Solve the following simultaneous equation:
8x+3y=23
6x+5y=9
follow the method I showed you in
http://www.jiskha.com/display.cgi?id=1268685141
first one by 5, second one by 3, subtract them etc.
To solve this simultaneous equation, we can use either the substitution method or the elimination method.

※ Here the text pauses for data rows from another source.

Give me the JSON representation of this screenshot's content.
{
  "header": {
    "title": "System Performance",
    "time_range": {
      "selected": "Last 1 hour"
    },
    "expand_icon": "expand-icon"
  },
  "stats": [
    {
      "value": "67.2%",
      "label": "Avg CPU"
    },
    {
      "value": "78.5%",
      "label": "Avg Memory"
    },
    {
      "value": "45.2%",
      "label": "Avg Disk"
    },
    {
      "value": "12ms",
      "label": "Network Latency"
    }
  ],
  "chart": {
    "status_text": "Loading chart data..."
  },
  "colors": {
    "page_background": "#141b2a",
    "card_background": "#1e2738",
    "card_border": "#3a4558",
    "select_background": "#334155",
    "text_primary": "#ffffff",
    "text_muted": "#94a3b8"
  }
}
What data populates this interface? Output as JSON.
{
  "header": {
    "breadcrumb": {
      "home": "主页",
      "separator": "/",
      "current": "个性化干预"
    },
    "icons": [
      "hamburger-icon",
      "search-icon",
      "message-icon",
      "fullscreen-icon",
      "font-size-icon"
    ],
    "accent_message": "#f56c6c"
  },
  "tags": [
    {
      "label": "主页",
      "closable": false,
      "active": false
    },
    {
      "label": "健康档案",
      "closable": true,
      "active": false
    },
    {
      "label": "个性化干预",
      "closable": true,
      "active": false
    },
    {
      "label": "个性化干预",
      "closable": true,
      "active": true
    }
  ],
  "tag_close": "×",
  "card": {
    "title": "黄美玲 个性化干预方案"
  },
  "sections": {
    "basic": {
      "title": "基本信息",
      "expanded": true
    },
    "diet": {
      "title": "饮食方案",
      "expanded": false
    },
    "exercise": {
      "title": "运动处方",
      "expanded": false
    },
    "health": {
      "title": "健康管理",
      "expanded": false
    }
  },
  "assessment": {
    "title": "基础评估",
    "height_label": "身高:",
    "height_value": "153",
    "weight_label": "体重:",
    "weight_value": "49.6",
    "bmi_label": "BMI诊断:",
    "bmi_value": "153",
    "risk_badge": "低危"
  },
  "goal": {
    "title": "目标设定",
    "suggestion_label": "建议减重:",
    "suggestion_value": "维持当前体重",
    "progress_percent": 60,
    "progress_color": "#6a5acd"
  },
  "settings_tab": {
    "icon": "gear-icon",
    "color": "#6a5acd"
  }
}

I will explain the process using the elimination method:
Step 1: Multiply both sides of the first equation by 5 and the second equation by 3 to make the coefficients of the y terms the same:
(1st equation) 5 * (8x + 3y) = 5 * 23
(2nd equation) 3 * (6x + 5y) = 3 * 9
Simplifying, we get:
40x + 15y = 115
18x + 15y = 27
Step 2: Subtract the second equation from the first equation to eliminate the y term:
(1st equation) - (2nd equation):
(40x + 15y) - (18x + 15y) = 115 - 27
Simplifying, we get:
22x = 88
Step 3: Divide both sides of the equation by 22 to solve for x:
22x / 22 = 88 / 22
x = 4
Step 4: Substitute the value of x back into one of the original equations to solve for y. Let's use the first equation:
8x + 3y = 23
8(4) + 3y = 23
32 + 3y = 23
Step 5: Solve for y by subtracting 32 from both sides:
3y = 23 - 32
3y = -9
Step 6: Divide both sides by 3 to get the value of y:
3y / 3 = -9 / 3
y = -3
So, the solution to the simultaneous equations is x = 4 and y = -3.